Or on a pu, tout en se soumettant à tant d’exigences rigoureuses, ou plutôt parce qu’on s’y est soumis, car la recherche se trouve soutenue et assurée par elles, loin d’en être entravée, établir de façon certaine, que plus des neuf dixièmes des mots français héréditaires ne sont autre chose que des mots latins, dont quelques-uns étaient devenus méconnaissables par suite des changements continuels que la prononciation populaire avait fait subir aux sons qui les composaient (ex. : heur = augurium ; évier = aquarium ; Lagny = Latiniacum).

Les mêmes recherches ont prouvé que le vocabulaire des parlers de France autres que le français, et, d’une manière plus générale, que le vocabulaire des parlers romans d’Italie, de Suisse et d’Espagne était aussi le vocabulaire latin, diversement transformé. Ce que les variétés de temps et de lieu avaient diversement transfiguré, l’analyse philologique le restitue, dans son unité et son identité primitive. Voilà un premier résultat, qui ne peut être mis en doute, et qui a une importance capitale.

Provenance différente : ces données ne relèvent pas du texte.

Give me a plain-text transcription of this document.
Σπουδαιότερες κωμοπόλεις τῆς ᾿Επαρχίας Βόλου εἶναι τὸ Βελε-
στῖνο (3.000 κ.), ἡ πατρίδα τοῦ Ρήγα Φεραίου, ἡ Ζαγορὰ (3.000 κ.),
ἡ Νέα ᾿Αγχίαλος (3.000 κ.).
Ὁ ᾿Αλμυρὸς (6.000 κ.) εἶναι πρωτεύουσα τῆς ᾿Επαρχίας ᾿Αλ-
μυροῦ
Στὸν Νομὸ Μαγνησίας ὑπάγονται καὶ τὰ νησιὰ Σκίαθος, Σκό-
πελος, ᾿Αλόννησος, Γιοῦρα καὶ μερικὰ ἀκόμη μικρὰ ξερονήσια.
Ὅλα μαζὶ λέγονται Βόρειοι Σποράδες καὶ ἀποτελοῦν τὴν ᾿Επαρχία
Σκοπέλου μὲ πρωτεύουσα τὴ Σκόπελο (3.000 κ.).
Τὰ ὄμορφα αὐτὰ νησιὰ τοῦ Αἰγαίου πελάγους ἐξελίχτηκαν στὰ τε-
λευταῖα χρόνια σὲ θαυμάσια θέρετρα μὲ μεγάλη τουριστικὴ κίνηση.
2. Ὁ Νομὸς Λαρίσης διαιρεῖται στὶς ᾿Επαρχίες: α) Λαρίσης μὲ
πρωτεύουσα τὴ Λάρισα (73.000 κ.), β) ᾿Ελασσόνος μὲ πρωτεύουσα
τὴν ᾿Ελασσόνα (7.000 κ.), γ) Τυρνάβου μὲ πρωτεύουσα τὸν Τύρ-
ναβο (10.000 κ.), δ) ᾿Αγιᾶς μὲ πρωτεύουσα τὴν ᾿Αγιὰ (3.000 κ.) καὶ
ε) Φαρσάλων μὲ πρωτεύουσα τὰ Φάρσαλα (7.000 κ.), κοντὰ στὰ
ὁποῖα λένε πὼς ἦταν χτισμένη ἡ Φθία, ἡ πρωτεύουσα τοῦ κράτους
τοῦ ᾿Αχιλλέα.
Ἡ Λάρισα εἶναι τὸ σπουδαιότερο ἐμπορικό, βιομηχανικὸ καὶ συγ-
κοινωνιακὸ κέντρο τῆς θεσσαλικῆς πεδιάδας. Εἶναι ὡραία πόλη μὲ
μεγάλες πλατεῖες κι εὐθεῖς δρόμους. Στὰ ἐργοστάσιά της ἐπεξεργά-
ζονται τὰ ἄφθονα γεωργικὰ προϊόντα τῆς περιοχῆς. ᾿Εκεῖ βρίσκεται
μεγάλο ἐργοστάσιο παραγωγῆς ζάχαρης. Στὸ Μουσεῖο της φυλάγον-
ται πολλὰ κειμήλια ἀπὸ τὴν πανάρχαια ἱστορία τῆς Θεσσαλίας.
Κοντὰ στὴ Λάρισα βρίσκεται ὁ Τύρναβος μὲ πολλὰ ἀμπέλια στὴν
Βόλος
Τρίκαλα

Il est tout naturel dans notre hypothèse, puisque, ces idiomes, langues littéraires ou patois n’étant que des développements sur différents territoires d’une langue unique, on comprend sans peine qu’ils aient gardé le vocabulaire de cette langue, en le mêlant de quelques autres éléments.

Si au contraire on suppose les langues romanes hétérogènes, il faudrait admettre que les langues indigènes ont été pénétrées par le lexique latin, sans pourtant se confondre avec l’idiome qui les envahissait, ni perdre leur individualité. Je l’ai encore entendu soutenir. C’est ainsi, dit-on, que l’ancien français avait francisé une foule de vocables germaniques, que l’anglais a adopté bien des mots romans, que le roumain est tout pénétré de slave en Valachie, de hongrois en Transylvanie, de grec en Macédoine, que le breton reçoit tous les jours de nouveaux apports du français ; chacun de ces idiomes n’en demeure pas moins lui-même.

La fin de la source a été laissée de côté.